Fans of the egg-faced volte-face will be smirking into their coffee mugs this week at the news that Mercedes-AMG’s incoming CLE 63 coupé is to get not four, not six but eight cylinders.
What’s more, when the current C63 saloon and estate come in for their mid-life refresh next year, they too will become available with AMG’s new mild-hybrid V8 set-up.
This was never the plan. Mercedes wanted – and I use that word loosely – the 2.0-litre four-pot M139 to succeed the C63’s 4.0-litre V8 M177 full- stop and threw in punchy electrical assistance to sweeten the deal. The diddy M139 would be marketed on the might of its world-beating specific output and its Formula 1 technology.
In fairness, from a purely logical standpoint, this wasn’t an insane idea. The M139’s specific output in the current C63 is 236bhp per litre. It’s a snort-inducing stat that in years gone by was attainable only if you left an RB26DETT unattended in a tobacco-perfumed workshop in Chiba Prefecture.
It’s an awesome feat of engineering in a road car with Apple CarPlay and a big boot, that will tolerate both freezing starts in Siberia and being ragged senseless in bitumen-melting heat on a Saudi expressway.
So the M139 is special. And expensive. The block is chill-cast, there are lots of forged bits and it’s hand-assembled. If, when this engine surfaced in the A45 hatch in 2019, you had told me there was a 90sec delay when you started the car to allow time for warm water to be pumped around the block and tolerances to sweeten up, DTM-style, I might actually have believed you.

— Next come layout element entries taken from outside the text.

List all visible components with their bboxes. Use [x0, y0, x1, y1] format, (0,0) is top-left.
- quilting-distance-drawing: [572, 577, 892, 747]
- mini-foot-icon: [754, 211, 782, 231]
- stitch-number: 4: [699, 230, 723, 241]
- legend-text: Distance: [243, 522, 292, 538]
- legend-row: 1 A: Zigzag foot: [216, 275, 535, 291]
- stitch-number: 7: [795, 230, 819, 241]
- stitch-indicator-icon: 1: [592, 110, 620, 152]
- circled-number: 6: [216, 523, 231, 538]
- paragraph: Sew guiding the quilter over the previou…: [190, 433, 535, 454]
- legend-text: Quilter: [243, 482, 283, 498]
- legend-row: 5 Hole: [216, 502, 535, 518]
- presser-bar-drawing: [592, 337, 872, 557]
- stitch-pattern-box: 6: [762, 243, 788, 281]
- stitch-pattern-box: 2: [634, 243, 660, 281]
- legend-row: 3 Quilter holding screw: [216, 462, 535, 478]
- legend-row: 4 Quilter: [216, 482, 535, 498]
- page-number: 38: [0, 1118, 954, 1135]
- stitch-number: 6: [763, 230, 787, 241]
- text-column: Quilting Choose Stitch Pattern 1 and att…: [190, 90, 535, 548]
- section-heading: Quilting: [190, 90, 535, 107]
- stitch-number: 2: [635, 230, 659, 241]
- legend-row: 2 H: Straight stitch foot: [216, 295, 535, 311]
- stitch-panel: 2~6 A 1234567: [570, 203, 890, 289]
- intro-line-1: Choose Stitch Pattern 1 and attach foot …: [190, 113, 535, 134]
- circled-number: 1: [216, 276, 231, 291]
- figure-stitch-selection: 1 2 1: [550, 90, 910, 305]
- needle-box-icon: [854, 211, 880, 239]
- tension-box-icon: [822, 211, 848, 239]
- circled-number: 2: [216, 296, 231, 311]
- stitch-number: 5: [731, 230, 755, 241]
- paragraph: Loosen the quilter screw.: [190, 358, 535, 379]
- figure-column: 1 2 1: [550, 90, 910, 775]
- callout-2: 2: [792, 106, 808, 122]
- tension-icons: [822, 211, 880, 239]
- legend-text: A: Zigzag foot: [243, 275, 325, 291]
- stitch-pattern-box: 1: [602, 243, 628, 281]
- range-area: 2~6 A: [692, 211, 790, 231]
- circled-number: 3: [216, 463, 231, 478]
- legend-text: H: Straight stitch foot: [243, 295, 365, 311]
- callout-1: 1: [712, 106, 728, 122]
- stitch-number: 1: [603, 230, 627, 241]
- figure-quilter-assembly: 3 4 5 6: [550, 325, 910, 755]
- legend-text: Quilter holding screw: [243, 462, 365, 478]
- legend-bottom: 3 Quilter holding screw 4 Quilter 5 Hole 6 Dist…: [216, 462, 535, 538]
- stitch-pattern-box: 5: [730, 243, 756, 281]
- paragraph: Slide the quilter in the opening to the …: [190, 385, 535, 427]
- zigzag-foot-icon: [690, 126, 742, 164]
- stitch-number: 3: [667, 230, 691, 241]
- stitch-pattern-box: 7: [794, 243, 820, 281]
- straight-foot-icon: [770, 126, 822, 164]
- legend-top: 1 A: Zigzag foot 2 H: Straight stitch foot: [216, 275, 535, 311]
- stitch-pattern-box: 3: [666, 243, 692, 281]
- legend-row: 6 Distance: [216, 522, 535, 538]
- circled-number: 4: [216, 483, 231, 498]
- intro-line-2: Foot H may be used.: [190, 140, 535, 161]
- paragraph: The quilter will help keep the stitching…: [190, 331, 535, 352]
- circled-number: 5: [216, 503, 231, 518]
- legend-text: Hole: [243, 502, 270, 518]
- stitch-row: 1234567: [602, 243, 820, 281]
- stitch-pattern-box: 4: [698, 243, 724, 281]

But the M139 just isn’t the right donkey for the C63. Not at this moment. Or possibly ever.
Sales have been dismal. PR-wise, it has been a disaster. Electrification has also made the car shockingly porky. Perhaps BMW could have got away with such a dramatic downsizing for the mainstay of its M portfolio, because the M3 has never been quite as ‘engine first, chassis second’ as the C63, and of course there is precedent in the E30.